5. Create Community POST request url & body
a. Set up the Create community POST request on Postman
b. Request type: POST
c. Request URL: https://graph.microsoft.com/beta/employeeExperience/communities
d. Click on ‘Body’ tab
e. Select format as ‘raw’ and ‘JSON’
f. Provide required parameters: displayName, description, privacy. ‘owners’ can be added as optional, users added as owners will be reflected as admins for the community created via this process.
g. NOTE: Requestor’s AAD id is always added as an owner, if using app-delegated permissions.
h. NOTE: ‘owners’ param is required if using app-only access.
i. TIP: To find AAD id of the user to be added as owner, visit Users - Microsoft Azure portal and click on the specific user you are looking for. Copy the ‘Object id’
6. Set up ‘Authorization’ on Postman for app-only access
SKIP: if you are testing using user auth token. Proceed to the next step for relevant instructions.
a. Click on the ‘Authorization’ tab and select ‘Type’ as ‘OAuth 2.0’
b. Under ‘Configure New Token’ section, add pertinent details, collected in the previous steps
i. Access Token URL: https://login.microsoftonline.com/{YOUR_TENANT_ID}/oauth2/v2.0/token
ii. Client ID: Your Client ID for your app (registered in step 1)
iii. Client Secret: The new secret created in step 4
iv. Scope: https://graph.microsoft.com/.default
c. Click ‘Get New Access Token’
7. Set up ‘Authorization’ on Postman for app-delegated (user) access
SKIP: if you are testing using app-only access. If so, please make sure to complete the previous step.
a. Click on the ‘Authorization’ tab and select ‘Type’ as ‘OAuth 2.0’
b. Under ‘Configure New Token’ section, add pertinent details, collected in the previous steps:
i. Grant type: Authorization Code
ii. Callback URL: https://www.getpostman.com/oauth2/callback
iii. Auth URL: https://login.microsoftonline.com/{YOUR_TENANT_ID}/oauth2/v2.0/authorize
iv. Access Token URL: https://login.microsoftonline.com/{YOUR_TENANT_ID}/oauth2/v2.0/token
v. Client ID: Your Client ID for your app (registered in step 1)
vi. Client Secret: The new secret created in step 4
vii. Scope: https://graph.microsoft.com/.default
c. Click ‘Get new Access Token’ button
8. Submit request for community creation
a. Once the token is generated (you might need to sign in), click ‘use token’
b. Send request
c. If the request is submitted successfully, a ‘202 Accepted’ response will be returned.
d. Open the Response Header tab
e. Copy the ‘Location’
9. Poll for community provisioning complete
a. Use a new Postman tab to poll for community creation status:
b. Request Type: GET
c. Request URL: the ‘Location’ url copied from the previous step
d. In the Authorization tab, select the token generated in the previous step. If expired, a new token should be generated before sending request.
e. Send request
f. Once, community (and associated M365 Group) provisioning is complete, this will return a ‘200 OK’ response, with
i. ‘status’ = ‘succeeded’
ii. ‘operationType’ = ‘createCommunity’
iii. ‘resourceLocation’ = READ url for the newly created community. Make note of this, as this would be required in the next step.
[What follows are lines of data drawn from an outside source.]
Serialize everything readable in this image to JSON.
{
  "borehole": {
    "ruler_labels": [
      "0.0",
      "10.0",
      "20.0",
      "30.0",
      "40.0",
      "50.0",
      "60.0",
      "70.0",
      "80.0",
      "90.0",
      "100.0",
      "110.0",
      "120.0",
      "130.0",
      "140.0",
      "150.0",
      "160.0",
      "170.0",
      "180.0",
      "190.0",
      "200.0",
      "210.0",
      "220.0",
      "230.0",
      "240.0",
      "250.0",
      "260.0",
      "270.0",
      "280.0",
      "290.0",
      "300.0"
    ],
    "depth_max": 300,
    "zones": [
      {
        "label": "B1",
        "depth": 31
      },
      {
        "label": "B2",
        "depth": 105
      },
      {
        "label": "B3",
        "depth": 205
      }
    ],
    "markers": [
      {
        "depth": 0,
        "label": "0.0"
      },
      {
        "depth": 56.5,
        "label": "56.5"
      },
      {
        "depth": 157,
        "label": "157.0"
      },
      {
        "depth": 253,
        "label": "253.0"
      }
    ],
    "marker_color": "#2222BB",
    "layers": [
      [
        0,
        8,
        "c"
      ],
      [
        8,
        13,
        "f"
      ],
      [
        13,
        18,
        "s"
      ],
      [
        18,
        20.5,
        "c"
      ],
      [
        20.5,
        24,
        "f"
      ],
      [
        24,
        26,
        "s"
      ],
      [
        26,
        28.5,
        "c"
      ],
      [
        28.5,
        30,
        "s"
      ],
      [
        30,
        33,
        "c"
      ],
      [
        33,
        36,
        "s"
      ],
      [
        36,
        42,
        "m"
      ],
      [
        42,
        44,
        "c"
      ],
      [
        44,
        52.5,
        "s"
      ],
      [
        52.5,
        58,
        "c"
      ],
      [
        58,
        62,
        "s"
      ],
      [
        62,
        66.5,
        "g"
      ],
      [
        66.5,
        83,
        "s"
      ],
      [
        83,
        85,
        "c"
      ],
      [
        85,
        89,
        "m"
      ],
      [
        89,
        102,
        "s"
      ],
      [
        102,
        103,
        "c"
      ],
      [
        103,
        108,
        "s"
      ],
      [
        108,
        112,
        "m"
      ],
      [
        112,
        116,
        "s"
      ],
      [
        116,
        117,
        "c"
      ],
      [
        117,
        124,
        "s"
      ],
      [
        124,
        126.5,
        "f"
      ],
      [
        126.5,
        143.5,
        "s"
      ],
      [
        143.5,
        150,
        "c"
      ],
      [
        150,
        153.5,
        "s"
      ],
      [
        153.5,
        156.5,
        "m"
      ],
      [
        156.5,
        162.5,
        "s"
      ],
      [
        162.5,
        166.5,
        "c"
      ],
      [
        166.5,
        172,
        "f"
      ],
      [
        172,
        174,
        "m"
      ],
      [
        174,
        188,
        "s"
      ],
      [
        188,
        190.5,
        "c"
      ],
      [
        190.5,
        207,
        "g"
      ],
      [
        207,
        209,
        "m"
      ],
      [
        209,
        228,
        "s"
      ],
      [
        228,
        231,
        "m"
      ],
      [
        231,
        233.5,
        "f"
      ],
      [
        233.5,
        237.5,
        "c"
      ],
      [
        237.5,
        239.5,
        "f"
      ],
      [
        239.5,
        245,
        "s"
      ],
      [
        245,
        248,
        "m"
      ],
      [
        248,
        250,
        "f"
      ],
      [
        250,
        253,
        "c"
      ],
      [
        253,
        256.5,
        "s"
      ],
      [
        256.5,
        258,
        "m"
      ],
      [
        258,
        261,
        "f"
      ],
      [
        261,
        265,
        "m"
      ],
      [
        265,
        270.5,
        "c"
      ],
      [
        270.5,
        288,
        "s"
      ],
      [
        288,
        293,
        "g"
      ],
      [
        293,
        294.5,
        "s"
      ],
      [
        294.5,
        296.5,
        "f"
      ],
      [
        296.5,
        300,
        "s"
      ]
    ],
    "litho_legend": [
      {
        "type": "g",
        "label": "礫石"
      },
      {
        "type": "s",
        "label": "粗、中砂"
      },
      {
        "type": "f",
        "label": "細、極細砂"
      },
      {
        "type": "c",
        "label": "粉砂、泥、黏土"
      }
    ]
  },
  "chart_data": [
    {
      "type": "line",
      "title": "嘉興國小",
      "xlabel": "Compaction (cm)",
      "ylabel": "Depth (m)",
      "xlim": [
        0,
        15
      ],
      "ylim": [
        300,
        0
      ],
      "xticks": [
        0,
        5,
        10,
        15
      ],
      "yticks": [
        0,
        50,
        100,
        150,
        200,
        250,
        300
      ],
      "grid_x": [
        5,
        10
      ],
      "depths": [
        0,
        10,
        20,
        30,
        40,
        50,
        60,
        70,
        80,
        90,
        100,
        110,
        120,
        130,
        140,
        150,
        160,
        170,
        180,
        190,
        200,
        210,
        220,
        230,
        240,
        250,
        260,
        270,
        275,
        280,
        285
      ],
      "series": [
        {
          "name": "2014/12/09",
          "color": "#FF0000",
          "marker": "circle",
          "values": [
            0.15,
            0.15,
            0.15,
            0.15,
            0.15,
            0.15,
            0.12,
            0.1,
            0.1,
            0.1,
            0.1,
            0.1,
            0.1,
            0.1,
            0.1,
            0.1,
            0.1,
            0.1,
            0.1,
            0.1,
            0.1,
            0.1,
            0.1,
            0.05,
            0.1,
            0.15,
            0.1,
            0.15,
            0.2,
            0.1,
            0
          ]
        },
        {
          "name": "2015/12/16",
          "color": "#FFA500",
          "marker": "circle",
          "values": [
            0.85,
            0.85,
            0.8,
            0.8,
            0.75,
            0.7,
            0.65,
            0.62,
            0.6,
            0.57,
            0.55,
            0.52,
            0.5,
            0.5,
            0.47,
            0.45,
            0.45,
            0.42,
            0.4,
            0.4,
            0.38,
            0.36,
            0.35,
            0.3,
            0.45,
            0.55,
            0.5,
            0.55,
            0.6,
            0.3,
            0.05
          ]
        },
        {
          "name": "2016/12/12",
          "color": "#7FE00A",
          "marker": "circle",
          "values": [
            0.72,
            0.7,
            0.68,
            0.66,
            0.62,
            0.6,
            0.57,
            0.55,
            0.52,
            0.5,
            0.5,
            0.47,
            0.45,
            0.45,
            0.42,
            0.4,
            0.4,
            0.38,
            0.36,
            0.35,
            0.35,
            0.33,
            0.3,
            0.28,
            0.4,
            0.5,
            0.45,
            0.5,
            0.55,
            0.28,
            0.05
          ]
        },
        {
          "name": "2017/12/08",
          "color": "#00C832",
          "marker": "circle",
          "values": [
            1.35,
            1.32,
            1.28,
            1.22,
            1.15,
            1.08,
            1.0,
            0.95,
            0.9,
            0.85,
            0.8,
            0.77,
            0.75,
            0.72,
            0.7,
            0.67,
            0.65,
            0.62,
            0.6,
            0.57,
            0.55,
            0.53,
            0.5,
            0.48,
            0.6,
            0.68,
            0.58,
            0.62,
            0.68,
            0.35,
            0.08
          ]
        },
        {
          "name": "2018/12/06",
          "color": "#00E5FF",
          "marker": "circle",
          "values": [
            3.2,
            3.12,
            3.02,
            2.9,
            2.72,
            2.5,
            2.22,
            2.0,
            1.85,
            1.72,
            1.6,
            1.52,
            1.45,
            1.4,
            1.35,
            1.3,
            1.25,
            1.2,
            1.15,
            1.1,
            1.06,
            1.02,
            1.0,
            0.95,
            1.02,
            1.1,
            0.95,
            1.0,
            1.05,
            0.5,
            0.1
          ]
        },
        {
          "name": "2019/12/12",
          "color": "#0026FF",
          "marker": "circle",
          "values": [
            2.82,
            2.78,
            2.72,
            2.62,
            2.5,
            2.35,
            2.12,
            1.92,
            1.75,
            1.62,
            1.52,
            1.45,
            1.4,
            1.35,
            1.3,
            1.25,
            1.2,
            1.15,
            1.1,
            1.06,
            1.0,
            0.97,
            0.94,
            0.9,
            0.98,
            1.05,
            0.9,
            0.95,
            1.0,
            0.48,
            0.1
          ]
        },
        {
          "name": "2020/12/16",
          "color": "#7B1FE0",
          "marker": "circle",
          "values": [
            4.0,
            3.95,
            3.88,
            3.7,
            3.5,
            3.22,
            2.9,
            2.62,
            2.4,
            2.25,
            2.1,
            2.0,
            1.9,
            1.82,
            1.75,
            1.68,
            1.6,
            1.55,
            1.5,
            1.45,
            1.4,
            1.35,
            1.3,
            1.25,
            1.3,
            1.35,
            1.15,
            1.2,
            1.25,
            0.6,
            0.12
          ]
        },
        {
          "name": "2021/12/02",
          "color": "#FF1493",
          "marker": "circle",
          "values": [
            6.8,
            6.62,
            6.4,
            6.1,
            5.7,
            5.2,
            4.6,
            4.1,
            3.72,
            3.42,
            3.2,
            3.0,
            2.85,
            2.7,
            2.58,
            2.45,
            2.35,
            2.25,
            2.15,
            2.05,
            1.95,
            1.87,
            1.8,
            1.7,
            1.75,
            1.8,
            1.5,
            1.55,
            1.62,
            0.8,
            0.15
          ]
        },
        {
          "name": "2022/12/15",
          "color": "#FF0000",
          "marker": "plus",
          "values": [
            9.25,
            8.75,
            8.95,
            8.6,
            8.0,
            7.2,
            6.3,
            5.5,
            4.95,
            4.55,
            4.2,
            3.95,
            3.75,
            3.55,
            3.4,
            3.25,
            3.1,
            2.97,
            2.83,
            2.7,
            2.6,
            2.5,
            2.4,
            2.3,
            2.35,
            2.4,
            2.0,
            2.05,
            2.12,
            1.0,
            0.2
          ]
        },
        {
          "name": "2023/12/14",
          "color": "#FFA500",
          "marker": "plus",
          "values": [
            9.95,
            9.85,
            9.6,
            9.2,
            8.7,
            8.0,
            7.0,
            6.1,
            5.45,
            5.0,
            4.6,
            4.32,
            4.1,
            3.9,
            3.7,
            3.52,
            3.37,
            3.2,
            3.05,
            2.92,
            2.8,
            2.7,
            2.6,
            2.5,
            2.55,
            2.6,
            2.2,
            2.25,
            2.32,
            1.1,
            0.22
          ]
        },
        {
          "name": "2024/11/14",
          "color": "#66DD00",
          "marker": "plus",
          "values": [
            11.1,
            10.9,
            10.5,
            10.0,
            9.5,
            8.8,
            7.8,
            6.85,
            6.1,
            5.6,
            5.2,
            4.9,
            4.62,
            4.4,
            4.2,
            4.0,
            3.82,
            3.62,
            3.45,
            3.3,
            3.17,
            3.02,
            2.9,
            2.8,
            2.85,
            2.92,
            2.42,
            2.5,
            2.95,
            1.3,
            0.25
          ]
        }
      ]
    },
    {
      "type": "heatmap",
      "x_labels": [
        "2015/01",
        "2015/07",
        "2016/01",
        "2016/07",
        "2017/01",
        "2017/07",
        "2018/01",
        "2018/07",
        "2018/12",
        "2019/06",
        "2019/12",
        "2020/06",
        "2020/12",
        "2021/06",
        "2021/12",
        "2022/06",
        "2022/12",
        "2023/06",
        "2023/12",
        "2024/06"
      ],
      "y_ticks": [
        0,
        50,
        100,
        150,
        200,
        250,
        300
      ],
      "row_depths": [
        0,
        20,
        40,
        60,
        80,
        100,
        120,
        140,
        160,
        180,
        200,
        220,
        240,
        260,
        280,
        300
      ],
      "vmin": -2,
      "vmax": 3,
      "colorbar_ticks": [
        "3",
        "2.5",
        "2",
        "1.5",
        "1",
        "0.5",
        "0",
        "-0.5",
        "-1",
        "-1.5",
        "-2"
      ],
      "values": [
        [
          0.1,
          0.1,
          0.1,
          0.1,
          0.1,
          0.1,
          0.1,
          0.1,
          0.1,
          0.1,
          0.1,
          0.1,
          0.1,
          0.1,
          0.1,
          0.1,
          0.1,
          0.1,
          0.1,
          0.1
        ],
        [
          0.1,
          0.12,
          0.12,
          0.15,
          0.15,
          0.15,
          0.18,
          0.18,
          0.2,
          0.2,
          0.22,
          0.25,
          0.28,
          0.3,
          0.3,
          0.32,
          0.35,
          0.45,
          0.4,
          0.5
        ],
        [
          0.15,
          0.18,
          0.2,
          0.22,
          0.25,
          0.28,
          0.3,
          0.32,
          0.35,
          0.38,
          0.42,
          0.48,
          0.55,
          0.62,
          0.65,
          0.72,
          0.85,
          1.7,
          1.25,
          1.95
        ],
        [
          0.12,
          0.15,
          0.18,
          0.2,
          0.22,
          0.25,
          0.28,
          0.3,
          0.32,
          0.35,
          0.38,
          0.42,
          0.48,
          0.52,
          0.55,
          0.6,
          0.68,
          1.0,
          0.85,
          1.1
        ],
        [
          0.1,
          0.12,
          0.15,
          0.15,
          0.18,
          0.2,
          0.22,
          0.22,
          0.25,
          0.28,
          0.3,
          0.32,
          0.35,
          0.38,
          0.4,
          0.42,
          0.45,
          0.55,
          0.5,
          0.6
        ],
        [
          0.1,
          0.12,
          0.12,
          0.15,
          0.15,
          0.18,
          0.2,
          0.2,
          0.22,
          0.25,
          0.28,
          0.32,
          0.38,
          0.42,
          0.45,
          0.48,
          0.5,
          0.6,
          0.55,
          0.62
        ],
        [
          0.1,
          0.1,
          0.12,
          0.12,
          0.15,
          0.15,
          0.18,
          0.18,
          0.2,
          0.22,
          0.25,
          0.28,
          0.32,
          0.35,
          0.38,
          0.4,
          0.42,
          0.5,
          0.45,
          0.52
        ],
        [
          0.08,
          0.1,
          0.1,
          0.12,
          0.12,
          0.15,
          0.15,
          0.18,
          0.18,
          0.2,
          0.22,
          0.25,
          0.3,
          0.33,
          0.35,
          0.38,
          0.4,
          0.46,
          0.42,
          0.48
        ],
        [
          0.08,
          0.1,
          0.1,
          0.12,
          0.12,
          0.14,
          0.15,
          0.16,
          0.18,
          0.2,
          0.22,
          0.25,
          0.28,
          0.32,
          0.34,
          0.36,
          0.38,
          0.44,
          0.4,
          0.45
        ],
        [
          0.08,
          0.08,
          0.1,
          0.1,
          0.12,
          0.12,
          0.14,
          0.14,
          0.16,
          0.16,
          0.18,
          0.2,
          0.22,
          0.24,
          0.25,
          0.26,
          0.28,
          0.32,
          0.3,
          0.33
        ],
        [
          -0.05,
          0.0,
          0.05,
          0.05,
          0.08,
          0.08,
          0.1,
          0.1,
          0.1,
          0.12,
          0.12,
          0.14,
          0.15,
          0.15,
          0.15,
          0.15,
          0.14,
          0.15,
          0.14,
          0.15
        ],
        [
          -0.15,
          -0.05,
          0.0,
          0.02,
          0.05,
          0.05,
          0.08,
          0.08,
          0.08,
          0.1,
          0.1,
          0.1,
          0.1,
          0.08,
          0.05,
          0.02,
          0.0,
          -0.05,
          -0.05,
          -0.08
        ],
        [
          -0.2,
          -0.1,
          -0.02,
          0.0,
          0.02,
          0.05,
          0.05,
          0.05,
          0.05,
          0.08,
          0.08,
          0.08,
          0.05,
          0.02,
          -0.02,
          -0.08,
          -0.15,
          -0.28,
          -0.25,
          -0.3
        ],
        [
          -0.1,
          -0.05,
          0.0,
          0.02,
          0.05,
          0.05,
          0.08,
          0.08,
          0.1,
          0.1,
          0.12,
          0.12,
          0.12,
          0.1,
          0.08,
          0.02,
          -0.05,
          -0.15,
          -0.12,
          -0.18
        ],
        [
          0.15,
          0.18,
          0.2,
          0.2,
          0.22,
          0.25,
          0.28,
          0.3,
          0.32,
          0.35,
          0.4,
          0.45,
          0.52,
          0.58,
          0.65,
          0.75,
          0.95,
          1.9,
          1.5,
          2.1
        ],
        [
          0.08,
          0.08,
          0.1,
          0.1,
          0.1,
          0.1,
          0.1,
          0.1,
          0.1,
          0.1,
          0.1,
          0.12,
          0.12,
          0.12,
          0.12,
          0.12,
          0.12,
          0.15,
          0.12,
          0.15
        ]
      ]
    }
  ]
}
10. Read community details
a. Use a new Postman tab to read the details of the newly created community
b. Request Type = GET
c. Request URL = resourceLocation url copied in the previous step
d. Use the already generated Auth Token, or if expired, generate a new token
e. Send request
f. Upon success, a ‘200 OK’ response is returned along with Response body containing details of the community
11. Look up the community on Viva Engage and start collaborating!